A aproximação mais óbvia entre elas diz respeito às diferenças de raça e classe: Tamara é branca, de classe média, enquanto Sem Coração é negra e pobre. A imagem didática de ambas se deslocando na estrada, lado a lado (uma, num ônibus confortável, a outra, na boleia de um caminhão) sublinha uma desigualdade suficientemente explícita até então. Aqui, busca-se superar os problemas sociais por via do afeto: o garoto gay recebe afagos; o menino espancado pelo pai também é abraçado em público; as duas meninas lésbicas tocam-se as mãos e se beijam.
A capacidade reparadora do amor romântico atribui certo caráter inocente, mesmo ingênuo, ao filme. Os curtas-metragens possuíam um caráter cru, amargo, muito mais forte na exploração sexual de Sem Coração e na morte da melhor amiga, por exemplo. O amor não resolvia nem apaziguava os corações. Desta vez, em contrapartida, entram em cena uma série de falas escritas em excesso, do tipo que se encaixa mal na embocadura dos atores. Sublinham a veracidade do amor, o acolhimento incondicional dos pais.
Esta tendência aproxima o longa-metragem de uma jornada infantojuvenil — voluntária ou não. A discussão sobre a partida de Tamara ao som de “Please Don’t Go”, a trilha sonora dedilhada ao violão para denunciar a tristeza do ataque homofóbico e a simplicidade do uso da trilha sonora (a canção escutada por mãe e filha, num plano fixo, frontal e simétrico) denotam certa redução das complexidades em busca de maior alcance de público.

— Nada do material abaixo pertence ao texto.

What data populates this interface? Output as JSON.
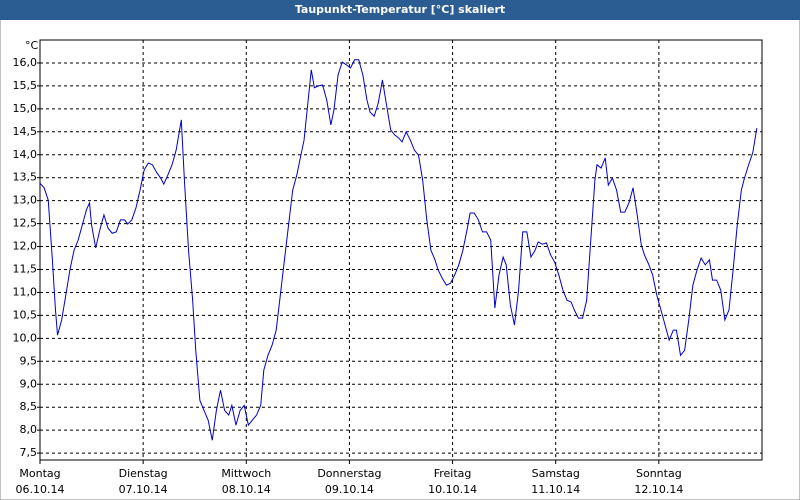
{
  "chart_data": {
    "type": "line",
    "title": "Taupunkt-Temperatur [°C] skaliert",
    "y_unit": "°C",
    "xlim": [
      0,
      7
    ],
    "ylim": [
      7.35,
      16.5
    ],
    "grid": true,
    "xticks": [
      {
        "value": 0,
        "label": "Montag"
      },
      {
        "value": 1,
        "label": "Dienstag"
      },
      {
        "value": 2,
        "label": "Mittwoch"
      },
      {
        "value": 3,
        "label": "Donnerstag"
      },
      {
        "value": 4,
        "label": "Freitag"
      },
      {
        "value": 5,
        "label": "Samstag"
      },
      {
        "value": 6,
        "label": "Sonntag"
      }
    ],
    "xtick_dates": [
      "06.10.14",
      "07.10.14",
      "08.10.14",
      "09.10.14",
      "10.10.14",
      "11.10.14",
      "12.10.14"
    ],
    "yticks": [
      {
        "value": 7.5,
        "label": "7,5"
      },
      {
        "value": 8,
        "label": "8,0"
      },
      {
        "value": 8.5,
        "label": "8,5"
      },
      {
        "value": 9,
        "label": "9,0"
      },
      {
        "value": 9.5,
        "label": "9,5"
      },
      {
        "value": 10,
        "label": "10,0"
      },
      {
        "value": 10.5,
        "label": "10,5"
      },
      {
        "value": 11,
        "label": "11,0"
      },
      {
        "value": 11.5,
        "label": "11,5"
      },
      {
        "value": 12,
        "label": "12,0"
      },
      {
        "value": 12.5,
        "label": "12,5"
      },
      {
        "value": 13,
        "label": "13,0"
      },
      {
        "value": 13.5,
        "label": "13,5"
      },
      {
        "value": 14,
        "label": "14,0"
      },
      {
        "value": 14.5,
        "label": "14,5"
      },
      {
        "value": 15,
        "label": "15,0"
      },
      {
        "value": 15.5,
        "label": "15,5"
      },
      {
        "value": 16,
        "label": "16,0"
      }
    ],
    "x": [
      0.0,
      0.04,
      0.08,
      0.12,
      0.15,
      0.17,
      0.21,
      0.25,
      0.29,
      0.33,
      0.37,
      0.41,
      0.45,
      0.48,
      0.5,
      0.54,
      0.58,
      0.62,
      0.66,
      0.7,
      0.74,
      0.78,
      0.82,
      0.85,
      0.89,
      0.93,
      0.97,
      1.01,
      1.05,
      1.09,
      1.13,
      1.17,
      1.2,
      1.24,
      1.28,
      1.32,
      1.37,
      1.4,
      1.44,
      1.48,
      1.51,
      1.55,
      1.59,
      1.63,
      1.67,
      1.71,
      1.75,
      1.79,
      1.83,
      1.86,
      1.9,
      1.94,
      1.98,
      2.02,
      2.06,
      2.1,
      2.14,
      2.17,
      2.21,
      2.25,
      2.29,
      2.33,
      2.37,
      2.41,
      2.45,
      2.49,
      2.52,
      2.56,
      2.6,
      2.63,
      2.66,
      2.7,
      2.74,
      2.78,
      2.82,
      2.85,
      2.89,
      2.93,
      2.97,
      3.01,
      3.05,
      3.09,
      3.13,
      3.17,
      3.2,
      3.24,
      3.28,
      3.32,
      3.36,
      3.4,
      3.44,
      3.48,
      3.51,
      3.55,
      3.59,
      3.63,
      3.67,
      3.71,
      3.75,
      3.79,
      3.83,
      3.86,
      3.9,
      3.94,
      3.98,
      4.02,
      4.06,
      4.1,
      4.14,
      4.17,
      4.21,
      4.25,
      4.29,
      4.33,
      4.37,
      4.41,
      4.45,
      4.49,
      4.52,
      4.56,
      4.6,
      4.64,
      4.68,
      4.72,
      4.76,
      4.8,
      4.83,
      4.87,
      4.91,
      4.95,
      4.99,
      5.03,
      5.07,
      5.11,
      5.15,
      5.18,
      5.22,
      5.26,
      5.3,
      5.34,
      5.38,
      5.4,
      5.44,
      5.48,
      5.51,
      5.55,
      5.59,
      5.63,
      5.67,
      5.71,
      5.75,
      5.79,
      5.83,
      5.86,
      5.9,
      5.94,
      5.98,
      6.02,
      6.06,
      6.1,
      6.14,
      6.17,
      6.21,
      6.25,
      6.29,
      6.33,
      6.37,
      6.41,
      6.45,
      6.49,
      6.52,
      6.56,
      6.6,
      6.64,
      6.68,
      6.72,
      6.76,
      6.8,
      6.83,
      6.87,
      6.91,
      6.95
    ],
    "series": [
      {
        "name": "Taupunkt",
        "color": "#0000cc",
        "values": [
          13.38,
          13.28,
          13.01,
          11.71,
          10.62,
          10.07,
          10.4,
          10.94,
          11.49,
          11.92,
          12.14,
          12.47,
          12.8,
          12.95,
          12.47,
          11.97,
          12.36,
          12.69,
          12.4,
          12.29,
          12.32,
          12.58,
          12.58,
          12.49,
          12.58,
          12.84,
          13.23,
          13.67,
          13.82,
          13.78,
          13.62,
          13.49,
          13.36,
          13.56,
          13.78,
          14.1,
          14.76,
          13.45,
          11.92,
          10.83,
          9.74,
          8.65,
          8.43,
          8.22,
          7.78,
          8.43,
          8.87,
          8.43,
          8.33,
          8.54,
          8.11,
          8.43,
          8.54,
          8.11,
          8.22,
          8.33,
          8.54,
          9.31,
          9.63,
          9.85,
          10.18,
          10.94,
          11.71,
          12.47,
          13.23,
          13.56,
          13.89,
          14.32,
          15.19,
          15.85,
          15.46,
          15.5,
          15.52,
          15.19,
          14.65,
          14.98,
          15.74,
          16.02,
          15.96,
          15.89,
          16.07,
          16.07,
          15.74,
          15.19,
          14.93,
          14.84,
          15.13,
          15.63,
          15.08,
          14.54,
          14.43,
          14.36,
          14.28,
          14.5,
          14.32,
          14.1,
          13.99,
          13.45,
          12.58,
          11.92,
          11.71,
          11.49,
          11.31,
          11.16,
          11.2,
          11.38,
          11.6,
          11.92,
          12.36,
          12.73,
          12.73,
          12.58,
          12.32,
          12.32,
          12.14,
          10.66,
          11.38,
          11.77,
          11.6,
          10.73,
          10.29,
          11.05,
          12.32,
          12.32,
          11.77,
          11.92,
          12.1,
          12.05,
          12.08,
          11.82,
          11.66,
          11.38,
          11.05,
          10.83,
          10.79,
          10.62,
          10.44,
          10.44,
          10.83,
          12.14,
          13.45,
          13.78,
          13.71,
          13.93,
          13.34,
          13.49,
          13.23,
          12.75,
          12.75,
          12.95,
          13.28,
          12.69,
          12.03,
          11.82,
          11.62,
          11.38,
          10.94,
          10.62,
          10.29,
          9.96,
          10.18,
          10.18,
          9.63,
          9.74,
          10.4,
          11.16,
          11.49,
          11.75,
          11.6,
          11.71,
          11.27,
          11.27,
          11.05,
          10.4,
          10.62,
          11.49,
          12.47,
          13.23,
          13.49,
          13.78,
          14.04,
          14.58
        ]
      }
    ]
  }
}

Até por isso, as atuações dos personagens coadjuvantes soam um tanto deficientes, e mesmo a grande Maeve Jinkings é mal aproveitada. Se o resultado não impressiona devido ao olhar bem-comportado e idealizado para os romances, ele convence nas sequências de vertente antropológica. As cenas de pesca, a travessia dos jovens sobre os galhos expostos e a escalada das cercas transmitem uma beleza simples e eficiente, que talvez pudesse representar a complexidade psicológica dos personagens de maneira mais potente do que uma imensa baleia.